Let’s follow the example of the Psalmist, determining that we will praise the Lord in the assembly of the righteous. Here are a few tips that will enhance our worship experience. First, determine now that you will not be a random attendee in your local church. Plan now to attend Sunday morning and a mid week service. Plan for things that regularly interfere, perhaps even making dinner in advance. Get the kids involved with the ministry at their age level. My kids love church because of the relationships they established with others.

Corporate worship is key to spiritual growth. Get plugged in today

Pastor Jim

 

Lost And Found

Luke 15:2
“This Man receives sinners . . .”

20140227-074349.jpgMan lives as though God and eternity are a mystery.
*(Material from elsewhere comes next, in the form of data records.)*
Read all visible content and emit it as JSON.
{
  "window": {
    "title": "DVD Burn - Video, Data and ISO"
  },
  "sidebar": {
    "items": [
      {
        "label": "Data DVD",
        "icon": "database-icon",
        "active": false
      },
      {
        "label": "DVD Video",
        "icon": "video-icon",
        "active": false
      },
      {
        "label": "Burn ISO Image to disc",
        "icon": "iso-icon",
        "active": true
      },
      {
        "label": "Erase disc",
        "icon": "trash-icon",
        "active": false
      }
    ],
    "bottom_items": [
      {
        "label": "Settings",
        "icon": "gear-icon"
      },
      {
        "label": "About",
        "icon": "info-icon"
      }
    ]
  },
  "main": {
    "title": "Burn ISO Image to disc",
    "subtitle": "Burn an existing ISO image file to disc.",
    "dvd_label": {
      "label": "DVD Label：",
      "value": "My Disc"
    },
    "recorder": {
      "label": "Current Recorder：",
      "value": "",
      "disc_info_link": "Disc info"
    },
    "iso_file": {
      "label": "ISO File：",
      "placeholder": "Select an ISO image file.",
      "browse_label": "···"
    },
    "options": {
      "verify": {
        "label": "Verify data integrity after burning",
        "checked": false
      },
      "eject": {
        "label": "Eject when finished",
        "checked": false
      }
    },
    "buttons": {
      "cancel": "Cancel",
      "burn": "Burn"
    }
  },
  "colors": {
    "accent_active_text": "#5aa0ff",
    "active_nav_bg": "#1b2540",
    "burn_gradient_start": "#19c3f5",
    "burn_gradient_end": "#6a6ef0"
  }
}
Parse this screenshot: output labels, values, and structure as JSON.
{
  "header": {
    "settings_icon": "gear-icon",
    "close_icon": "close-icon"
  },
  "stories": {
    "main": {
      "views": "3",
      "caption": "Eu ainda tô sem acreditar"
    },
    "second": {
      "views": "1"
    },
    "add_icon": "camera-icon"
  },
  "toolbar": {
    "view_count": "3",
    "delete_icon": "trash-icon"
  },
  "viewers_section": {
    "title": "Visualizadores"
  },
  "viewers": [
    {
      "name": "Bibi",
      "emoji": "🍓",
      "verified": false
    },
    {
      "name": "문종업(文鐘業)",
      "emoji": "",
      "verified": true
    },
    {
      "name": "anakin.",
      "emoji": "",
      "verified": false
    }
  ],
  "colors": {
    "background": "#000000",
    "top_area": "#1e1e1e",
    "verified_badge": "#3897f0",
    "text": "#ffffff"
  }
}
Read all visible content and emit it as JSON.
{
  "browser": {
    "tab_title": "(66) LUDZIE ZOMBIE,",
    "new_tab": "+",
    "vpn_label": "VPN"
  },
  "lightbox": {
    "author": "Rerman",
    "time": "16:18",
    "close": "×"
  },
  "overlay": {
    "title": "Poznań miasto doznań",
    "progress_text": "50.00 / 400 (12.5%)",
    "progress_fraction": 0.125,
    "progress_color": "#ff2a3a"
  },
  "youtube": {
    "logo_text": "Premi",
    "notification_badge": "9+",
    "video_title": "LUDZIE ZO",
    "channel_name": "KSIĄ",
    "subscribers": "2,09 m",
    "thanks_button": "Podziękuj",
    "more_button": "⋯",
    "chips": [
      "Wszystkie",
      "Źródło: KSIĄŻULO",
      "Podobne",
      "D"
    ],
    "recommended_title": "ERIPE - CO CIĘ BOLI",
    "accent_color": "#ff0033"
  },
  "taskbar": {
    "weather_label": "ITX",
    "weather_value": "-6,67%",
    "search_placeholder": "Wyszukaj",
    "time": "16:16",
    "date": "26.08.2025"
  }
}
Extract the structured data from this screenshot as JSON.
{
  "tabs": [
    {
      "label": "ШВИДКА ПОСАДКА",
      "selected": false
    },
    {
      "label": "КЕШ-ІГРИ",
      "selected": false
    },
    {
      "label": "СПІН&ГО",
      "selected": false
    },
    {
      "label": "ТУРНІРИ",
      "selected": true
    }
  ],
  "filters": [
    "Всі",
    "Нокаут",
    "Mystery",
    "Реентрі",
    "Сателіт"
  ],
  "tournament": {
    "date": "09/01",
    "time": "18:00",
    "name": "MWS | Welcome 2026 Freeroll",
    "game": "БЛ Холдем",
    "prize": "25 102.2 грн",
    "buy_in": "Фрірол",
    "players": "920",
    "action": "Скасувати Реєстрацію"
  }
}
Even before I became a Christian, I had heard the pseudo–verse, “God works in mysterious ways.” Here, in Luke 15, the mysterious ways of God are revealed. We see clearly how he feels about the lost, as well as what He does about it.

Jesus tells three stories, and in each one, He is played by a different character. In the first, He is the man who has a lost sheep and leaves all He has to find it. In the second, He is played by the woman who searches diligently to find the one lost coin. Finally, in the third, He is played by the father who patiently waits, while his son wastes his life. We see clearly the heart of God toward the lost and wayward. He willingly gave up all, clothed Himself in humanity, to seek and save the lost.

The message is clear. If you are wayward, come back to Him. He loves you and wants to forgive you. If someone you love is wayward, express to them the same loving grace that the father showed his son, as you pray and await their return.